In my floating-point heavy tests on i7 however, there is still a small advantage in leaving HT on, the common wisdom is if you are doing FP, HT is pointless and may actually harm performance, but that doesn't match my observations if your working set doesn't fit into L2 cache. YMMV.
A semi-modern OS will try to keep a process on the same physical core if it can, so it may be flipflopping between two logicals, but should still see the same cache. Disabling HT means the OS still sees logical cores, but half as many of them, with a 1:1 correspondence between logicals and physicals.
I have a handful of examples, https://github.com/simonfuhrmann/mve/tree/master/libs/dmreco... is one, which are coded without too much respect towards using cache-efficient data structures, in fact it's actually hrader in C++ to not totally ignore the cache handling data as whole cachelines. Note that in any cases the compiler could use more respectful datastructures with at least very similar performance even if they don't spill out of cache.
In this case, reconstruction 2 MP images on a quadcore E3 Skylake, the performance without HT was better, and even better after replacing some of the pathological uses with B-tree and similar structures under iirc MIT/BSD using the same interface (it was just a typedef away). Also they used size_t for thenumber of an image in your dataset, yet their software is far from scaling that far without a major performance fix due to the cost//benefit of optimization leaning towards a good couple sessions with a profiler, before spending the money on the compute (unless the deadline precludes it).
The dataset still doesn't fit into L3, and even then there are ways to block the image similar to matrix multiplication.
perf stat -dd
works wonders. The ubuntu package is perf-tools-unstable, iirc, and setting lbr for the callgraoh of perf top if you run on Haswell or newer gives you stack traces for code compiled with -fomit-frame-pointer.
> In my floating-point heavy tests on i7 however, there is still a small advantage in leaving HT on, the common wisdom is if you are doing FP, HT is pointless and may actually harm performance, but that doesn't match my observations if your working set doesn't fit into L2 cache. YMMV.

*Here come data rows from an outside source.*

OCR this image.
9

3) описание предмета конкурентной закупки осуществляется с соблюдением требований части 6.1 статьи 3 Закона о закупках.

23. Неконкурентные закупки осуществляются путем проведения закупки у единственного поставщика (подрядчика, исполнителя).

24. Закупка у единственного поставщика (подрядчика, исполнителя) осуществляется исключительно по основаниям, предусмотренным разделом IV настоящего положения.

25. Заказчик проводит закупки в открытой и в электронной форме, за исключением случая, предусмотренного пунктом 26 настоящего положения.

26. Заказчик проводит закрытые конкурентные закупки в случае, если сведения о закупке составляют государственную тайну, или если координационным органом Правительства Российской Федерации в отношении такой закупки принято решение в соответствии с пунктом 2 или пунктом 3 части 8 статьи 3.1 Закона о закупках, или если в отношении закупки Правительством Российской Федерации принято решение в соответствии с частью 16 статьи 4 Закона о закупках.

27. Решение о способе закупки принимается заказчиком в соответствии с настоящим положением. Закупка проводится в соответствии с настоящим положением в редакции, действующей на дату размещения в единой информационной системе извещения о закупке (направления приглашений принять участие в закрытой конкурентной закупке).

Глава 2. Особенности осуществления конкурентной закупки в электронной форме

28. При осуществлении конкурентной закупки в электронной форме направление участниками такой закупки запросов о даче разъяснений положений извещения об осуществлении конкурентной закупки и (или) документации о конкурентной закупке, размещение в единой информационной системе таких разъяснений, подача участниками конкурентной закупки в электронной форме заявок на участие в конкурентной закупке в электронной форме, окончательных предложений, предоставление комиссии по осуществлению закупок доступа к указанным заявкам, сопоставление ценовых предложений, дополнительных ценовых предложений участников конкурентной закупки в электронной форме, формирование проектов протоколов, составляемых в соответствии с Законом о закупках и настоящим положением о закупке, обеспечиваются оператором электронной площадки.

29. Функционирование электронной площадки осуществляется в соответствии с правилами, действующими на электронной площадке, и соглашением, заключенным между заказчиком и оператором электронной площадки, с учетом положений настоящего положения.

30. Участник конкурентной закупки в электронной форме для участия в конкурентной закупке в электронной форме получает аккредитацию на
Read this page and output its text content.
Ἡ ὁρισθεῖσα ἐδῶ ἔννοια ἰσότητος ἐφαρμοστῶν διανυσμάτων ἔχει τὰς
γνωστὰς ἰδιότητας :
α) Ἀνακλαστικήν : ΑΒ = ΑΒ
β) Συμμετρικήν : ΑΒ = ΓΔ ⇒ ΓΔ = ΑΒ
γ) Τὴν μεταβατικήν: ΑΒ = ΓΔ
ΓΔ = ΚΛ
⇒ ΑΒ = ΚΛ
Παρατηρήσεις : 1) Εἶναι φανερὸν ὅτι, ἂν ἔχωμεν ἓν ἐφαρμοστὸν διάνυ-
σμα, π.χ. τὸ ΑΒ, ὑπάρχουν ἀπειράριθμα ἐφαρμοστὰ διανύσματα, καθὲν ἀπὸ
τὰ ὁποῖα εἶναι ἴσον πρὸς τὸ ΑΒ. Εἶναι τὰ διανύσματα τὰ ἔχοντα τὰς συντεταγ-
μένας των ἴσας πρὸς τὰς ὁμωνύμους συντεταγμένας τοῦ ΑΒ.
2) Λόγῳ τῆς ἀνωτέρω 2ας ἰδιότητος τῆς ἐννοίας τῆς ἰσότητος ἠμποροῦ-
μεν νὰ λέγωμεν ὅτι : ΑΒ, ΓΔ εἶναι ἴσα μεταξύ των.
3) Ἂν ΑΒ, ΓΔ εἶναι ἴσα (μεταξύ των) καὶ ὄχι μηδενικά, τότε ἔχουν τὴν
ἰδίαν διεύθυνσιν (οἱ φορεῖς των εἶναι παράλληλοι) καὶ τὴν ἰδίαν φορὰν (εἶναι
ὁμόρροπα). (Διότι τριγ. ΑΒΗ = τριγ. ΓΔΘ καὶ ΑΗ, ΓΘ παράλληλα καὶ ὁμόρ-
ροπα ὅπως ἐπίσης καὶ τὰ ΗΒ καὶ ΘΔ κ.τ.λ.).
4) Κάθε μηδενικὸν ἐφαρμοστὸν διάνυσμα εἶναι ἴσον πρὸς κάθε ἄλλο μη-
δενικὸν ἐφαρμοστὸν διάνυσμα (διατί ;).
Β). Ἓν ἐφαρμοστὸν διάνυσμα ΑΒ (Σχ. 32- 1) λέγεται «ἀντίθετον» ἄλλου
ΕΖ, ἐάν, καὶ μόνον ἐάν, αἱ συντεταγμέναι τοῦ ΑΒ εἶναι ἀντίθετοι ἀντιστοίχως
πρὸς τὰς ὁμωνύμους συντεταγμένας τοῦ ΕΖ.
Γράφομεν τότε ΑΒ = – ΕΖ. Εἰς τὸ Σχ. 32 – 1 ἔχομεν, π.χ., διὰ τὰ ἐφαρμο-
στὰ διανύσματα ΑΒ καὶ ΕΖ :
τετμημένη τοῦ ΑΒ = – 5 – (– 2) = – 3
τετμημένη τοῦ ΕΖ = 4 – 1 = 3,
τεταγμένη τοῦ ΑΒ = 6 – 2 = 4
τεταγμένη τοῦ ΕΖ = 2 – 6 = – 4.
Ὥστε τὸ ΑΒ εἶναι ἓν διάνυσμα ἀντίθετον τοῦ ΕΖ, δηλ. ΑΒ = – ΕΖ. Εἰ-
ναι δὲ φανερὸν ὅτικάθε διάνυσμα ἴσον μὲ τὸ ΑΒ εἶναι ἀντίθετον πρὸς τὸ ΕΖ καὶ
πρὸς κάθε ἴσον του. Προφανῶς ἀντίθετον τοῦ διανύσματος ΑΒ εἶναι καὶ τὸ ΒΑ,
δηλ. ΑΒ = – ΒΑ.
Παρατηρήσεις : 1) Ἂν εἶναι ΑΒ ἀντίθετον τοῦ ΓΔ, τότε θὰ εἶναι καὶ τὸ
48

I benchmarked this myself using POV-Ray (which is extremely heavy on floating point) when I first got my i7-3770k (4 cores, 8 threads).
Using two rendering threads was double the speed of one, four was double the speed of two, but eight was only about 15% faster than four.
I don't think I've ever actually seen an example of real-world tasks that get slowed down by HT. Every example I've seen was contrived, built specifically to be slower with HT.
From my understanding, you can't (necessarily) even rely on your guest's CPUs mapping to the host's actual CPUs, which makes spending time twiddling NUMA actively useless. Assuming that's actually the case, I very much doubt the guest's scheduler has the ability to schedule tasks between logical and physical cores, based on priority.